Again, it is common knowledge that whoever is on admission in a hospital is under the care and charge of medics. The implication of this is that any reasonable visitor – and university students are supposed to be – should seek the permission of the medics before administering any procedures on in-patients. And this must include sex.

It is therefore safe to conclude as follows. That the girl in question, being an urban type is aware that the social media is a public space, that hospital precincts are also public spaces. She, being a reasonable person, will also be in the know that hospitals are dedicated places, are for specific procedures and not others. Pointedly, any reasonable person will know that hospitals are constructed for purposes other than as sex romp bunkers.

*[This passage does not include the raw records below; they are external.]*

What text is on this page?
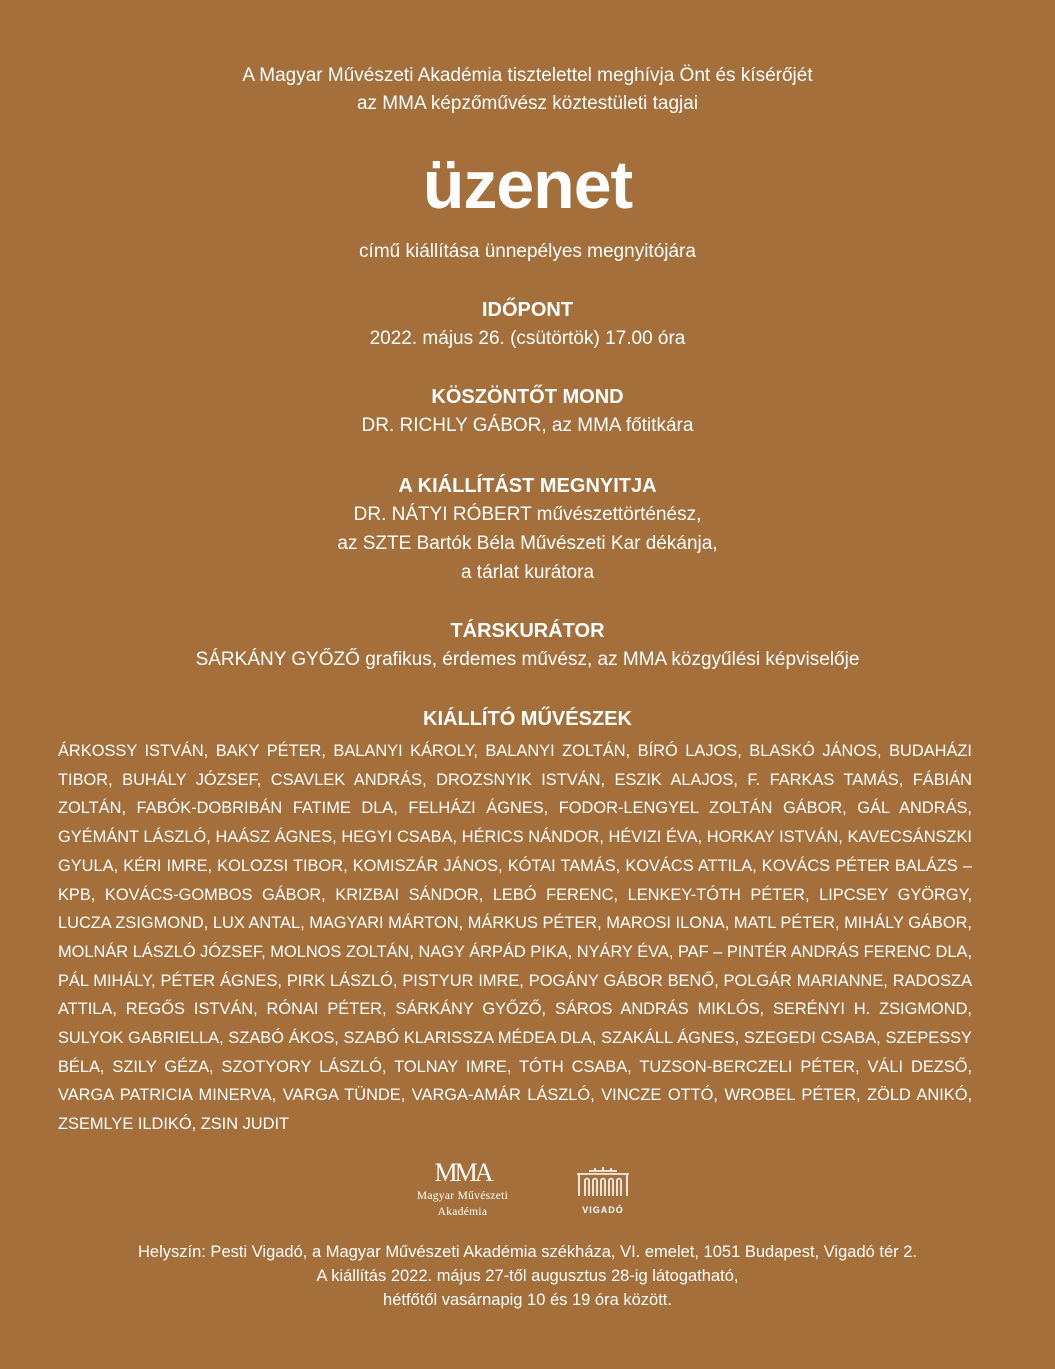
A Magyar Művészeti Akadémia tisztelettel meghívja Önt és kísérőjét
az MMA képzőművész köztestületi tagjai
üzenet
című kiállítása ünnepélyes megnyitójára
IDŐPONT

2022. május 26. (csütörtök) 17.00 óra

KÖSZÖNTŐT MOND

DR. RICHLY GÁBOR, az MMA főtitkára

A KIÁLLÍTÁST MEGNYITJA

DR. NÁTYI RÓBERT művészettörténész,

az SZTE Bartók Béla Művészeti Kar dékánja,

a tárlat kurátora

TÁRSKURÁTOR

SÁRKÁNY GYŐZŐ grafikus, érdemes művész, az MMA közgyűlési képviselője

KIÁLLÍTÓ MŰVÉSZEK
ÁRKOSSY ISTVÁN, BAKY PÉTER, BALANYI KÁROLY, BALANYI ZOLTÁN, BÍRÓ LAJOS, BLASKÓ JÁNOS, BUDAHÁZI TIBOR, BUHÁLY JÓZSEF, CSAVLEK ANDRÁS, DROZSNYIK ISTVÁN, ESZIK ALAJOS, F. FARKAS TAMÁS, FÁBIÁN ZOLTÁN, FABÓK-DOBRIBÁN FATIME DLA, FELHÁZI ÁGNES, FODOR-LENGYEL ZOLTÁN GÁBOR, GÁL ANDRÁS, GYÉMÁNT LÁSZLÓ, HAÁSZ ÁGNES, HEGYI CSABA, HÉRICS NÁNDOR, HÉVIZI ÉVA, HORKAY ISTVÁN, KAVECSÁNSZKI GYULA, KÉRI IMRE, KOLOZSI TIBOR, KOMISZÁR JÁNOS, KÓTAI TAMÁS, KOVÁCS ATTILA, KOVÁCS PÉTER BALÁZS – KPB, KOVÁCS-GOMBOS GÁBOR, KRIZBAI SÁNDOR, LEBÓ FERENC, LENKEY-TÓTH PÉTER, LIPCSEY GYÖRGY, LUCZA ZSIGMOND, LUX ANTAL, MAGYARI MÁRTON, MÁRKUS PÉTER, MAROSI ILONA, MATL PÉTER, MIHÁLY GÁBOR, MOLNÁR LÁSZLÓ JÓZSEF, MOLNOS ZOLTÁN, NAGY ÁRPÁD PIKA, NYÁRY ÉVA, PAF – PINTÉR ANDRÁS FERENC DLA, PÁL MIHÁLY, PÉTER ÁGNES, PIRK LÁSZLÓ, PISTYUR IMRE, POGÁNY GÁBOR BENŐ, POLGÁR MARIANNE, RADOSZA ATTILA, REGŐS ISTVÁN, RÓNAI PÉTER, SÁRKÁNY GYŐZŐ, SÁROS ANDRÁS MIKLÓS, SERÉNYI H. ZSIGMOND, SULYOK GABRIELLA, SZABÓ ÁKOS, SZABÓ KLARISSZA MÉDEA DLA, SZAKÁLL ÁGNES, SZEGEDI CSABA, SZEPESSY BÉLA, SZILY GÉZA, SZOTYORY LÁSZLÓ, TOLNAY IMRE, TÓTH CSABA, TUZSON-BERCZELI PÉTER, VÁLI DEZSŐ, VARGA PATRICIA MINERVA, VARGA TÜNDE, VARGA-AMÁR LÁSZLÓ, VINCZE OTTÓ, WROBEL PÉTER, ZÖLD ANIKÓ, ZSEMLYE ILDIKÓ, ZSIN JUDIT
MMA
Magyar Művészeti
Akadémia	VIGADÓ
Helyszín: Pesti Vigadó, a Magyar Művészeti Akadémia székháza, VI. emelet, 1051 Budapest, Vigadó tér 2.
A kiállítás 2022. május 27-től augusztus 28-ig látogatható,
hétfőtől vasárnapig 10 és 19 óra között.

What thus follows is the compelling conclusion that the lady in issue is fully aware of the nature of risks she was taking. And these risks include that she violated or abused the right of the in-patient sick to be cared only as per the regime approved by the medics. The point of this is important. This is because whoever is sufficiently sick to be an in-patient, may suffer medical emergencies from any unapproved procedures, including sexual titillations. In other words, she may have been about the business, wittingly or otherwise, of committing grievous bodily harm, including manslaughter, to a distressed in-patient etc.

By the way, she can’t make a plea that the in-patient asked or pestered her for sex. An in-patient, especially one with mental issues, is not such as one to be deemed in control of his or her senses. What she did by accenting, assuming that was what happened, is to abuse the existential weakness of the sick for her own purpose. Let’s recall that sometimes in-patients plead with visitors to help them with a procedures not recommended by their medics. It is criminal to so do, no matter the pleas. Matters get even more criminal when the patient is a ‘’mental case.’’

Next, many are stating that she did not leak the tape. The point is that taken together it is reasonable to assume she is in the know and comfortable with the public nature of her acts and risks. So whether or not she had a hand in the release of the tapes is not in issue. Having done it in public – hospital, videoed it etc. the rest follows.

The only missing link would have been whether or not she is aware their act was being videoed. The question becomes neutered on the afore stated facts. It is that a reasonable urban person would assume that if he walked into any public institution, including a hospital, she could be under videoed watch. By the way, her sexual preferences also betrays her as a highly urban type, oral sex romps and all that jazz.

This is not an approval that the hospital should out the tape. The point is that she is aware she is acting unilaterally in public space and thus open to being filmed and thus later broadcast.

Pitiably, hers is that of a ‘’reality show’’ actor caught in the trap of change. She was exuberant in a digital reality age and has to live with the consequences of digitalism. The internet has made space very fungible – non-Newtonian if you liked. Today, what is public is expanded. It includes not just what the eyes see in the open, but also whatever privacies that can be curated via the social media. In fact your kitchen leveraged by digital media can ‘’go as public’’ as the biggest IPO in Wall Street.

Next time it is not enough to be on the right side of the law. Next time, it is also important to be on the right side of the change curve. Don’t dare think analogue while drawing digital breath.

Babcock University in our considered opinion, is in order to take whatever disciplinary actions that are approved by its bye laws, including expulsion. She is a tar on Babcock’s reputational equity. If she must seek the gains of the flesh it must not cost innocent third parties or institutions their reputation or honor. All else is in humor.